Successful tax planning increases your tax deductions in order to achieve the lowest tax liability possible. Successful tax planning can also allow you to claim those deductions earlier. In fact, through a technique called a cost segregation study, your small business may possibly speed up one of its most common tax deductions: depreciation.
A cost segregation study may allow you to speed up your deduction for the depreciation of certain property by taking advantage of a quirk in the IRS’s depreciation rules. Under Generally Accepted Accounting Principles (GAAP), you usually depreciate all of your business’s property according to your chosen method and over the course of their estimated useful lives. According to the tax law, however, you must depreciate your property according to the IRS’s pre-established charts. These charts mandate a specific depreciation type and period for certain types of assets. They distinguish depreciation treatment for real property (such as land, improvements to land, or fixtures) from that of personal property (such as furniture or movable equipment).
In general, the IRS requires you to deduct non-residential real property using the straight-line method and over a 39-year period. Meanwhile, you may generally depreciate tangible personal property over seven, five, or even three years with the option of using an accelerated depreciation method such as the double-declining balance method. As an example, if you were to purchase two assets of equal price, both land and movable equipment, the IRS would limit your depreciation deduction to much smaller amounts for the land over a long period. Meanwhile, you could claim much higher deductions over a shorter period of time for the equipment. As a result, it greatly behooves your company to maximize your treatment of assets as tangible personal property and to only treat assets as real property when necessary.
Engaging in the Study
To ensure that you are taking your depreciation deductions as quickly as possible, you could employ a cost segregation study. This process involves hiring a qualified professional to examine your real property and to ensure that all its components are correctly classified. This study may occur during construction of, after you acquire, or even while you are currently using your real property.
A qualified professional should possess knowledge of the construction process, engineering, and tax law in order to conduct the study. After its conclusion, the professional should provide a cost segregation report to support his/her findings. Highlights of the report should include:
An explanation of the method used to classify assets and their associated costs. An explanation of the expert’s legal analysis. An organization of the assets. A reconciliation of the total allocated costs to total actual costs. An explanation of how indirect costs are treated.
Adjusting the Deduction
If a cost segregation study suggests that you could treat certain assets as tangible personal property instead of real property, you should alter your depreciation method to obtain an accelerated tax deduction. To properly do this, you have to file a Form 3115, Application for Change in Accounting Method, with the IRS. You can even ask for the agency’s automatic consent to the change. However, you should not file any amended returns for past tax years to adjust for the increased depreciation amounts in those years. Unlike GAAP, where you can reissue financial statements for past fiscal years under a new method of accounting, the IRS will generally disallow a retroactive change in your method of accounting, but only for special rare circumstances.
Precautions to Take
Finally, while a cost segregation study has great potential to assist in your tax planning, there are some issues to keep in mind. Many conflicting judicial decisions have arisen when taxpayers may treat certain items as tangible personal property. As a result, there are no bright-line rules for determining when property is properly treated as tangible personal property versus real property. This means that any IRS audit would likely involve a very facts-intensive analysis on a case-by-case business. In light of this, substantiating your decision through a high quality cost segregation report becomes very important.

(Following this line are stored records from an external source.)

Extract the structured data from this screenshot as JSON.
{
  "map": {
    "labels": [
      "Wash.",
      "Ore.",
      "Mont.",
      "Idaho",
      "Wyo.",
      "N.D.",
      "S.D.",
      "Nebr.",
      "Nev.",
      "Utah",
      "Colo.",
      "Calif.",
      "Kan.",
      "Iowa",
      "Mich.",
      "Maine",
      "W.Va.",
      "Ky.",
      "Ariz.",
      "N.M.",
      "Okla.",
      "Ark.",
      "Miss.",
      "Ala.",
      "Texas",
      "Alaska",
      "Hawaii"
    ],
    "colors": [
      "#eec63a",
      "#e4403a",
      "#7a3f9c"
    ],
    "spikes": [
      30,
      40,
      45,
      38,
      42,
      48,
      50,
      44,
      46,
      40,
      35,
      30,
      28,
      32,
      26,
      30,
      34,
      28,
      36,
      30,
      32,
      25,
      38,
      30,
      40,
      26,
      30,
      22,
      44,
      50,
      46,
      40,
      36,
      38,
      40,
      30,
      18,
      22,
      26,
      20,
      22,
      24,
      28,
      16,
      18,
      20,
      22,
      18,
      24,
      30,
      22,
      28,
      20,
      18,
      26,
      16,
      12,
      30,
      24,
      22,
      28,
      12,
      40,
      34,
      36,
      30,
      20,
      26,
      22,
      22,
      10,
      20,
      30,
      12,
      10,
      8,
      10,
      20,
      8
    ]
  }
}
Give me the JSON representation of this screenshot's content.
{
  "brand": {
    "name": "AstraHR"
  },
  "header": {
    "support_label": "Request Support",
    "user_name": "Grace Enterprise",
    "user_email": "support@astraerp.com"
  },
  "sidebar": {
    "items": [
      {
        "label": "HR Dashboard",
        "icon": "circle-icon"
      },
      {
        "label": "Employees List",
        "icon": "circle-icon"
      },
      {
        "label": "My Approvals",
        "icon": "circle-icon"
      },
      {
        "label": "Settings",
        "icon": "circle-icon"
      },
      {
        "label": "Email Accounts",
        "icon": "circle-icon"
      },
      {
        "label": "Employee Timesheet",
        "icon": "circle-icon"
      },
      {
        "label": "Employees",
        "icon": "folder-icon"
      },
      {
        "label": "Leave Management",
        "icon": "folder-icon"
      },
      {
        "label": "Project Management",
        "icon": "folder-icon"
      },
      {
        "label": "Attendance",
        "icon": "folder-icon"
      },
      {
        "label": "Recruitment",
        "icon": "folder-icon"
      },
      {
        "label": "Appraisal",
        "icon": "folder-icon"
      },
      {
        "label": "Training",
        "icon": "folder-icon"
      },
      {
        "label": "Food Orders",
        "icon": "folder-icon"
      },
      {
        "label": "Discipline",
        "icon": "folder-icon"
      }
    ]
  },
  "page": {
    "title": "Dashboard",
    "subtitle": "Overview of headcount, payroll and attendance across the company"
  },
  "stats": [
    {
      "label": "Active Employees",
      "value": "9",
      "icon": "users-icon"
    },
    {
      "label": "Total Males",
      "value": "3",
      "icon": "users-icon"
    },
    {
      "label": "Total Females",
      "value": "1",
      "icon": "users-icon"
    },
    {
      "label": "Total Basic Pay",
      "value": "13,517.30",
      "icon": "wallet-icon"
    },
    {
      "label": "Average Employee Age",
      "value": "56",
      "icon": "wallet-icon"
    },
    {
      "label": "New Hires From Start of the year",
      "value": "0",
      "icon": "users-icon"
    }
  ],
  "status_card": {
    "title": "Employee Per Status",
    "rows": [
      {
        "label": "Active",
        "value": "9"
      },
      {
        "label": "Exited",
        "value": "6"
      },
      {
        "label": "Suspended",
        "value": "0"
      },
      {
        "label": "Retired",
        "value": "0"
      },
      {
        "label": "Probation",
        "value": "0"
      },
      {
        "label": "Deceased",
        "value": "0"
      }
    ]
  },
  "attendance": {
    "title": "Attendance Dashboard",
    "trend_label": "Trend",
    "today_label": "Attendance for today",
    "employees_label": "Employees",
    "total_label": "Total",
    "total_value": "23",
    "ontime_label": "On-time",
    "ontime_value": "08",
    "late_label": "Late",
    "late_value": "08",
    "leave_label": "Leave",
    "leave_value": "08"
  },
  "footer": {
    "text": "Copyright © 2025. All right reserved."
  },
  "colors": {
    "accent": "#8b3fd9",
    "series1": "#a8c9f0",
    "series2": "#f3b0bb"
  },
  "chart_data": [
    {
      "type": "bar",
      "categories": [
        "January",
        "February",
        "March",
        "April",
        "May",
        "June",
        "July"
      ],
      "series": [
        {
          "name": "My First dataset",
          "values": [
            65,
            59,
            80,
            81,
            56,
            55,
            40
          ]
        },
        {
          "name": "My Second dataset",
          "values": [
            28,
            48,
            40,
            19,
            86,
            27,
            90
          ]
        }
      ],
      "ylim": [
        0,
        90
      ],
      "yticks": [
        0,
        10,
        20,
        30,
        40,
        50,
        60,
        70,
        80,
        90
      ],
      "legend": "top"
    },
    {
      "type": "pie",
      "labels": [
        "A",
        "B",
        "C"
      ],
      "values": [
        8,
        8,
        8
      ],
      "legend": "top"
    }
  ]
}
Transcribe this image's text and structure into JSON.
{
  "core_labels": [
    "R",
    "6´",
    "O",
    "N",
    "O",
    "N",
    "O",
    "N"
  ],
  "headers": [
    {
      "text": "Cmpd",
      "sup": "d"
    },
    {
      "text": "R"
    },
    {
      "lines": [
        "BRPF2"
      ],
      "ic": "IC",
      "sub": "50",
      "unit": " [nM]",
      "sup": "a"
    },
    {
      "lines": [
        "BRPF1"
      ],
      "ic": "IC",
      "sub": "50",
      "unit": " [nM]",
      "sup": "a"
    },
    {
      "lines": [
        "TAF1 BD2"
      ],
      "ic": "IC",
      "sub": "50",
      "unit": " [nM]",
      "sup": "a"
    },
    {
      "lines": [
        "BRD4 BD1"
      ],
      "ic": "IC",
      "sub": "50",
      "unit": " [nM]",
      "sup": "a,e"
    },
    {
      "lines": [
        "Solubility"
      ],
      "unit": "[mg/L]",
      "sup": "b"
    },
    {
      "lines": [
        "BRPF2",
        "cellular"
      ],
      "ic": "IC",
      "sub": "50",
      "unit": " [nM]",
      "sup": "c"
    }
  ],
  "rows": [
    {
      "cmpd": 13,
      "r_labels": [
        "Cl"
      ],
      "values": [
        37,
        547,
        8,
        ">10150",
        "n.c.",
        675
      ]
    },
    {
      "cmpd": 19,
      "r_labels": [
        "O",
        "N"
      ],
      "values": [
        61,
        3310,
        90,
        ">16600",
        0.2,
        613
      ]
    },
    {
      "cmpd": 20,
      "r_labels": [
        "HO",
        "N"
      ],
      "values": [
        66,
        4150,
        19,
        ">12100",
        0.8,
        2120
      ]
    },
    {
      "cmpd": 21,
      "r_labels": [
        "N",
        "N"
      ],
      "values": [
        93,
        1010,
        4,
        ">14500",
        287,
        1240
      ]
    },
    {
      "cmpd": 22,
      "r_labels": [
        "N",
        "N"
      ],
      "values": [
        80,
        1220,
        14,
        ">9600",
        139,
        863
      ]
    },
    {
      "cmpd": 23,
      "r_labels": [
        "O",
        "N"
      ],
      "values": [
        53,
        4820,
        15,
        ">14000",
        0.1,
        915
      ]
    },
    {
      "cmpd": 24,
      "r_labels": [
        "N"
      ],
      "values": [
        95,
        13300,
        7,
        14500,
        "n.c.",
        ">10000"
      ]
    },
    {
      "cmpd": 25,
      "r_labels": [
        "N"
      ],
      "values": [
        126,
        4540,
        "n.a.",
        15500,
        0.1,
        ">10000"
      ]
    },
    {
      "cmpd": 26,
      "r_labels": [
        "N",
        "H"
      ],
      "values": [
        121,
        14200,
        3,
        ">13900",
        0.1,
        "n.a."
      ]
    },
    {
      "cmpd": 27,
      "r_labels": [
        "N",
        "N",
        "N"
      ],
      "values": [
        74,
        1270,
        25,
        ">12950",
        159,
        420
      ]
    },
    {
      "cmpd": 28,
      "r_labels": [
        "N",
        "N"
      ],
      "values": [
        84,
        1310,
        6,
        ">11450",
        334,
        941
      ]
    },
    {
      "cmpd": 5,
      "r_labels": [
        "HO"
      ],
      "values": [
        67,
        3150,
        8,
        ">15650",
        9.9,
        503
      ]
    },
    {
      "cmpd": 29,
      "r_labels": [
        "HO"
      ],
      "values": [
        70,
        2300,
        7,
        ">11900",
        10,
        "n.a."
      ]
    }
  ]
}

Further, you cannot accelerate the depreciation deduction for tangible personal property that was purchased along with real property and whose cost was included in the overall price. In these special situations, the U.S. Tax Court has ruled that you must depreciate the personal property in the same manner as the real property to which it is bundled; even despite their usual classification. This ruling is noteworthy in planning a successful cost segregation study.